CALL FOR PROPOSALS:

ORGANIZERS

  • Harvey Thorleifson, Chair
    Minnesota Geological Survey
  • Carrie Jennings, Vice Chair
    Minnesota Geological Survey
  • David Bush, Technical Program Chair
    University of West Georgia
  • Jim Miller, Field Trip Chair
    University of Minnesota Duluth
  • Curtis M. Hudak, Sponsorship Chair
    Foth Infrastructure & Environment, LLC

 

Paper No. 7
Presentation Time: 3:05 PM

MODEL COMPLEXITY AND SIMPLICITY: COMBINING THE STRENGTHS OF BOTH


DOHERTY, John, National Centre for Groundwater Research and Training, Flinders University, GPO Box 2100, Adelaide, 5001, Australia, johndoherty@ozemail.com.au

We have the technology to simulate complex processes in complex media.
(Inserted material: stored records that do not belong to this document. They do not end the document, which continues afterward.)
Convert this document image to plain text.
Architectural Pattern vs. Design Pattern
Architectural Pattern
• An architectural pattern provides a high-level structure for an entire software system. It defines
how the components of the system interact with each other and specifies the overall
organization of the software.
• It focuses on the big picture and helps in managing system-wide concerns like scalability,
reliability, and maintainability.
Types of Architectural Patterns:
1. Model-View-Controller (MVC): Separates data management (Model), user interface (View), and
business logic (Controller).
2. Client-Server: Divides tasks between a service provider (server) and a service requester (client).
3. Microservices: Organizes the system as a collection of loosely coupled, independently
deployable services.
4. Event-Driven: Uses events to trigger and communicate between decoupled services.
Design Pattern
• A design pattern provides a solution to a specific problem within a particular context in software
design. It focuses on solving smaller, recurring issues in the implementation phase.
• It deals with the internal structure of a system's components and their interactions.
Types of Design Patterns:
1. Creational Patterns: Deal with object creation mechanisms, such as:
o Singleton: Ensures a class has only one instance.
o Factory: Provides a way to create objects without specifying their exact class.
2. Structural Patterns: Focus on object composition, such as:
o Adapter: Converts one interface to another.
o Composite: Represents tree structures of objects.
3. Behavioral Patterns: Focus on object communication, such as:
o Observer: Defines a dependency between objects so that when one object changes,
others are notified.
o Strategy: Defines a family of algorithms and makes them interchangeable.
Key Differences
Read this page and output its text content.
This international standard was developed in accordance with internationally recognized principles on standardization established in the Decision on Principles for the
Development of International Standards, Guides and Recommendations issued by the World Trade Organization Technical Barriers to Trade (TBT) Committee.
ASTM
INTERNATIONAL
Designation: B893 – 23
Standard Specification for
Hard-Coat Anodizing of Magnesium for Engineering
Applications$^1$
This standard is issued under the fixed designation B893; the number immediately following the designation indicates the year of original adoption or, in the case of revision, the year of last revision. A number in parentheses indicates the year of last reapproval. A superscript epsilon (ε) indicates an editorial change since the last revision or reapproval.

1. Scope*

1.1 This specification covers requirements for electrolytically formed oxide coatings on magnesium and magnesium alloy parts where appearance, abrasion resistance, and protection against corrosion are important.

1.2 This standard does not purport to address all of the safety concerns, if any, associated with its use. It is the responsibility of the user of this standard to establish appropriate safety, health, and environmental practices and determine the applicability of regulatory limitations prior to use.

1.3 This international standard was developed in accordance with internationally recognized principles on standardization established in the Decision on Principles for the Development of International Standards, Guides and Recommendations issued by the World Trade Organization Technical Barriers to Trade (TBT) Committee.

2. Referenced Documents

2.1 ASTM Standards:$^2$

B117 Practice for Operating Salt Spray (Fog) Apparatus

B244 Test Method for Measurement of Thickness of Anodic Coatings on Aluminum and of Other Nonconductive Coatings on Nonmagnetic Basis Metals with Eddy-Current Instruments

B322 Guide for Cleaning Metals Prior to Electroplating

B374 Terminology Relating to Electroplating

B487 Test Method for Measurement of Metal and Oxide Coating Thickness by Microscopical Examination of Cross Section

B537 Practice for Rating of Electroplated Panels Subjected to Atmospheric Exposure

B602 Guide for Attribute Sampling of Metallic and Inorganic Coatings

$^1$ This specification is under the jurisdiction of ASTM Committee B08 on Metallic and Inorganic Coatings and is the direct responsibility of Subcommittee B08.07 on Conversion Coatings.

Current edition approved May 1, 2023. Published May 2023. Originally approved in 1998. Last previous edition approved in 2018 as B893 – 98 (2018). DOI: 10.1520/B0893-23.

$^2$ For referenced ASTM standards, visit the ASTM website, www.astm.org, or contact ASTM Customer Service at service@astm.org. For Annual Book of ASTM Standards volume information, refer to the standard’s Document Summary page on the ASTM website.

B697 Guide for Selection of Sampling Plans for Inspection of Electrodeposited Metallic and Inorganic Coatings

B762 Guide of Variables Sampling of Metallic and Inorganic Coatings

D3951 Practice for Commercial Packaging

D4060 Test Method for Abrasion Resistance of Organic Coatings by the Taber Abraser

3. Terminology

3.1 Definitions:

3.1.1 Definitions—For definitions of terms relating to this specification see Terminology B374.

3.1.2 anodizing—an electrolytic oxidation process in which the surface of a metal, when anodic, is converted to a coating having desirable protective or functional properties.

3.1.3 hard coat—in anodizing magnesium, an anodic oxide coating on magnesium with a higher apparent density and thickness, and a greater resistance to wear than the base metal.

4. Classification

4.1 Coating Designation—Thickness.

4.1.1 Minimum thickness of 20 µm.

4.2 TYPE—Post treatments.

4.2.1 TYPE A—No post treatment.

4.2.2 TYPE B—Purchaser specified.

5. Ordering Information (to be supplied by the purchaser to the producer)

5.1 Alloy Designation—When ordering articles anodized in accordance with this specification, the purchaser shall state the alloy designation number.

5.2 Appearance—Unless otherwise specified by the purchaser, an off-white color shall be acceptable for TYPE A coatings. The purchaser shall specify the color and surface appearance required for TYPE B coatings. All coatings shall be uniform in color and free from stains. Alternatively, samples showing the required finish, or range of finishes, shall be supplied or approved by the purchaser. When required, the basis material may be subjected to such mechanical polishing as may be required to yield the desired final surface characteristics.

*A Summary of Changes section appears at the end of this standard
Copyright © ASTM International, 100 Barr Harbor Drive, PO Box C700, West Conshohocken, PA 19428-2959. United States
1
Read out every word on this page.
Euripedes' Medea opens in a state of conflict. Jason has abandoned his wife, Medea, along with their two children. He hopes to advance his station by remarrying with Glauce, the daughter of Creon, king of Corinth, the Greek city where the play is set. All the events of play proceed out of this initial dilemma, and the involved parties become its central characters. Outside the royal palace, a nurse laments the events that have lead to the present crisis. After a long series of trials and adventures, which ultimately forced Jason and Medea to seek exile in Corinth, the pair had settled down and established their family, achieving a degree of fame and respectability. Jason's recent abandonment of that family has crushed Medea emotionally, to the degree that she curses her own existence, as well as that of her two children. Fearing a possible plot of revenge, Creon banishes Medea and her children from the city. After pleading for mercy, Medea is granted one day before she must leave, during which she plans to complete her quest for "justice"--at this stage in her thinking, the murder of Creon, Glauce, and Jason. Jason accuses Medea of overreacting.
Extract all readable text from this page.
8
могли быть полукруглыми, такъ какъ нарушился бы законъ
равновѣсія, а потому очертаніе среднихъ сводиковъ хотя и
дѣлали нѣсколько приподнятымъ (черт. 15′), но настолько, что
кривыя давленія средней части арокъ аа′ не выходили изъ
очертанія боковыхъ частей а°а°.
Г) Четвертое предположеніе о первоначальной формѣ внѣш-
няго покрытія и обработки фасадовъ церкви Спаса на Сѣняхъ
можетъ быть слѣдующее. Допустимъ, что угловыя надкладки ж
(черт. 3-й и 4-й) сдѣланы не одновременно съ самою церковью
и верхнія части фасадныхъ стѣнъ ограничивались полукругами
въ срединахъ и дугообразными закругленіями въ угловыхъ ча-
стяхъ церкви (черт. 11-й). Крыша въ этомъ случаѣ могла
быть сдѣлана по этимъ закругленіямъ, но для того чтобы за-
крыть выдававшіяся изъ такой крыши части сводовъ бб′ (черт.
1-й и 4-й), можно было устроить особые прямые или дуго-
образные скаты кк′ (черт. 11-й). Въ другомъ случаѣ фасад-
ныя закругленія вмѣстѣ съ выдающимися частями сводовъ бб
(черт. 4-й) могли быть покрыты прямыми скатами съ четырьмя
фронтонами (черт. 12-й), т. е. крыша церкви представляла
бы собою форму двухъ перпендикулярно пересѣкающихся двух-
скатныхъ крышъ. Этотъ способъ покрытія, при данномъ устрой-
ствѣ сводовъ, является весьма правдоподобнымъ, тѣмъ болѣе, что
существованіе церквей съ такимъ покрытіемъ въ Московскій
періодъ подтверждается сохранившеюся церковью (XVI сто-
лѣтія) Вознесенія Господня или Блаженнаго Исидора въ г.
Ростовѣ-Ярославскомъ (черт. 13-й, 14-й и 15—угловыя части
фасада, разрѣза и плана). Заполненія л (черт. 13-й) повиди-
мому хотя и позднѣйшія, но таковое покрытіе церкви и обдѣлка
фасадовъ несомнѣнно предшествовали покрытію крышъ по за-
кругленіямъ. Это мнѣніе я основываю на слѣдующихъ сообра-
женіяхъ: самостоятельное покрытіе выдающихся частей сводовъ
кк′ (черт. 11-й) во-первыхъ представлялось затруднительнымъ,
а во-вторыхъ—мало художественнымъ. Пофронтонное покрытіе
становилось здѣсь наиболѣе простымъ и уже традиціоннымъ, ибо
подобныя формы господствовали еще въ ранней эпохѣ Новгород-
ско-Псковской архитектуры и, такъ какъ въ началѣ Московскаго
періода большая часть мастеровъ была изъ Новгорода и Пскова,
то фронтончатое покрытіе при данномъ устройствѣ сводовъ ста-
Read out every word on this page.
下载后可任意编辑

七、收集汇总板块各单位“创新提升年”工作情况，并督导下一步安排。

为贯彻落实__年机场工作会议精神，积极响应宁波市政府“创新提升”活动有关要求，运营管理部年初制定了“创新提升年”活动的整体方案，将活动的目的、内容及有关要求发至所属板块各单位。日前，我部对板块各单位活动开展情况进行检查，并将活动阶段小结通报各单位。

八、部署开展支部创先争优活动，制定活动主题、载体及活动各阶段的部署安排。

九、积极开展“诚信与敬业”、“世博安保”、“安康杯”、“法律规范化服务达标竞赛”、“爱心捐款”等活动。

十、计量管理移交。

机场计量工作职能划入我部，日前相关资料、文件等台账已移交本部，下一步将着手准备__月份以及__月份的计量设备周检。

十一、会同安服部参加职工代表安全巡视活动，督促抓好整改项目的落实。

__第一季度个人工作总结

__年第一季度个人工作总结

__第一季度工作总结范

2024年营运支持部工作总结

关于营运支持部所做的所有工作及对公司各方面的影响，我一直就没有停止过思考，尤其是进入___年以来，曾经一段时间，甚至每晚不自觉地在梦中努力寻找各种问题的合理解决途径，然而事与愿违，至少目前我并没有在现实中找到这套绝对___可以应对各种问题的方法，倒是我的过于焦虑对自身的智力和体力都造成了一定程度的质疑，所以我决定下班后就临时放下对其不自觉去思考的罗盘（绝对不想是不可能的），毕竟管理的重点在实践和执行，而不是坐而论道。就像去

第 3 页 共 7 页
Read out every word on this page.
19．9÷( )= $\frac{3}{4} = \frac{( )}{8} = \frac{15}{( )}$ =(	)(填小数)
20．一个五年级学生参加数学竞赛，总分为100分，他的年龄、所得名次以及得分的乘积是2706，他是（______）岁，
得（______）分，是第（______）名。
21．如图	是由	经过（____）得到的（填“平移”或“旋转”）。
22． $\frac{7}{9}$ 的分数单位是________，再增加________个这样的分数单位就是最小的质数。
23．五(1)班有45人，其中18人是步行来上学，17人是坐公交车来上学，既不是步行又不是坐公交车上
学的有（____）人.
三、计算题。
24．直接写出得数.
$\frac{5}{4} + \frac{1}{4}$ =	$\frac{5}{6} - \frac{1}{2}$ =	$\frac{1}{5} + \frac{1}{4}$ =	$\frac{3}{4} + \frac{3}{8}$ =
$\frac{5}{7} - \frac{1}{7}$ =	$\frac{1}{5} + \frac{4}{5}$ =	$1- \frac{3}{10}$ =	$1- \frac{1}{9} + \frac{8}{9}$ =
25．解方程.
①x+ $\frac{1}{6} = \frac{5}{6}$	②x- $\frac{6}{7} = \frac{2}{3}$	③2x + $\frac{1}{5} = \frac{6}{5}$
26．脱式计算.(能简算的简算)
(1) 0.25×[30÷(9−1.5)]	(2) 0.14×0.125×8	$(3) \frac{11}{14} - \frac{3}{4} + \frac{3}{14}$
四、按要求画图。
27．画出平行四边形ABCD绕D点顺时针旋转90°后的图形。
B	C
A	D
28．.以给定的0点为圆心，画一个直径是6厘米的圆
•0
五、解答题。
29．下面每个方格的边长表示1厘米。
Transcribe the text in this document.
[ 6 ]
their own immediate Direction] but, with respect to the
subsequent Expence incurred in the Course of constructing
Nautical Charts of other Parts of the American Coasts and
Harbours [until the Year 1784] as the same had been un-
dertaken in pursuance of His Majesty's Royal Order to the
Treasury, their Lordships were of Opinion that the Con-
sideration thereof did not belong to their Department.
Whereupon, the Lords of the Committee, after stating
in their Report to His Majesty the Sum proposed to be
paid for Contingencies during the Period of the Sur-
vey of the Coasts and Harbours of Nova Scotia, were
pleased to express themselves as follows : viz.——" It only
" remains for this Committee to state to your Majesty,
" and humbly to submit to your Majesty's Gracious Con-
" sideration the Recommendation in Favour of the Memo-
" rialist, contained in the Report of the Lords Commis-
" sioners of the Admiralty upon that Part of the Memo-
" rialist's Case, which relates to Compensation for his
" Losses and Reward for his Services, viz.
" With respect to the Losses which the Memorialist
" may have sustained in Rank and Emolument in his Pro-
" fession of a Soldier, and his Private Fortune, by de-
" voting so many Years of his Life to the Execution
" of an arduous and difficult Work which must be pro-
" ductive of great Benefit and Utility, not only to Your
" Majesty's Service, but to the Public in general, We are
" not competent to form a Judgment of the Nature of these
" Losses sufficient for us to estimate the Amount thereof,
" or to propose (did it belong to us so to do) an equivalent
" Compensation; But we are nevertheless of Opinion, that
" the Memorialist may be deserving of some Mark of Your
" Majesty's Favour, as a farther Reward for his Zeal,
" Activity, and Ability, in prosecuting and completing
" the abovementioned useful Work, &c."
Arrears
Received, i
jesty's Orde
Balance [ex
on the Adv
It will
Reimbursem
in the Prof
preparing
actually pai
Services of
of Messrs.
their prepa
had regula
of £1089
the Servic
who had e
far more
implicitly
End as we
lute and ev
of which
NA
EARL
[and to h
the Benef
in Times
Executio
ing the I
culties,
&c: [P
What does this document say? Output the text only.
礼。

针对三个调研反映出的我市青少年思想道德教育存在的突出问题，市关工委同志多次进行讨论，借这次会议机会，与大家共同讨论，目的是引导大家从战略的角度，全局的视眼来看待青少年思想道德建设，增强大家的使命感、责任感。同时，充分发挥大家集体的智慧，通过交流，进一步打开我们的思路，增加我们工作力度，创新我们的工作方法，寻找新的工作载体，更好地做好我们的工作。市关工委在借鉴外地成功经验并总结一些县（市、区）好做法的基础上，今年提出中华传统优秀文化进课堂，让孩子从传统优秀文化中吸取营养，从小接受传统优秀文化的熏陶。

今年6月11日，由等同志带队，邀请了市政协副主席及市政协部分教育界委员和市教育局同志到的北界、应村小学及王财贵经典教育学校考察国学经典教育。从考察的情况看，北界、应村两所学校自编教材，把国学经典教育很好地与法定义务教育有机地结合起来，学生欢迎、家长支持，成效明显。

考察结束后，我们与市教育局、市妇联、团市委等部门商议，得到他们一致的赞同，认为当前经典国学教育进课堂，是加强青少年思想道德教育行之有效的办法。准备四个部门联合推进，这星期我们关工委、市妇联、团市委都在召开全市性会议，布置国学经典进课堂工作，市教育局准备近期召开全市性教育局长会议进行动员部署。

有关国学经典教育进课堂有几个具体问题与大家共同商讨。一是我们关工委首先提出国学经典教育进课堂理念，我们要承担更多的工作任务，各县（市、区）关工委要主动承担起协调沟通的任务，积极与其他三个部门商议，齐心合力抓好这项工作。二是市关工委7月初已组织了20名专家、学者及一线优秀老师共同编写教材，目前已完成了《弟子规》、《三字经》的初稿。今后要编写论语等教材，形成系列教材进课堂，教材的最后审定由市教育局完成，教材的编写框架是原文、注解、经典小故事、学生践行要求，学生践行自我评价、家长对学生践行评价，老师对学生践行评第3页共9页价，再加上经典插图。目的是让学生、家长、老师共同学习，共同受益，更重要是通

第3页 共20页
While the outcomes of predictive simulation rarely match reality, a complex model domain can be made to look real. Hence rock types and hydraulic properties can be represented in the model at locations at which they were sampled. Moreover interpolation of both of these to the model’s mesh can be informed by expert knowledge. Because expert knowledge is stochastic in nature, it gains full expression when it is used as a stochastic field generator of rock dispositions and hydraulic properties, constrained by measurements at points at which either or both of these are known.

Unfortunately, while a complex model may provide good receptacles for expert knowledge, its ability to make use of information resident in measurements of system state through “history matching” may be limited. This can be viewed as calculation and maximization of the likelihood term of Bayes equation. The likelihood term can be just as important as the prior information term in quantifying and reducing the uncertainty of model predictions. However use of a complex model in the history-matching processes can place mathematical, numerical and computational obstacles between the information that is resident in measurements of system state, and the model itself. So while the uncertainty that exists prior to the use of that information can be quantified using a complex model, a simpler model must often be employed to reduce that uncertainty. But because a simpler model may provide poorer receptacles for expert knowledge than a complex model, its potential for reducing predictive uncertainty through the history-matching process may not be realized.

This tension between complexity and simplicity can be resolved by using a complex and simple model in partnership. Through repeated calibration of the simple model against outputs of the complex model generated using different stochastic realizations of the geological and hydraulic properties of reality, the “cost of simplicity” can be quantified. This cost expresses itself in bias, and a reduced ability of a simple model to compute predictive uncertainty. When the simple model is then calibrated against a real-world dataset, and used to make predictions, simplicity-induced bias can be corrected, and predictive uncertainty can be quantified.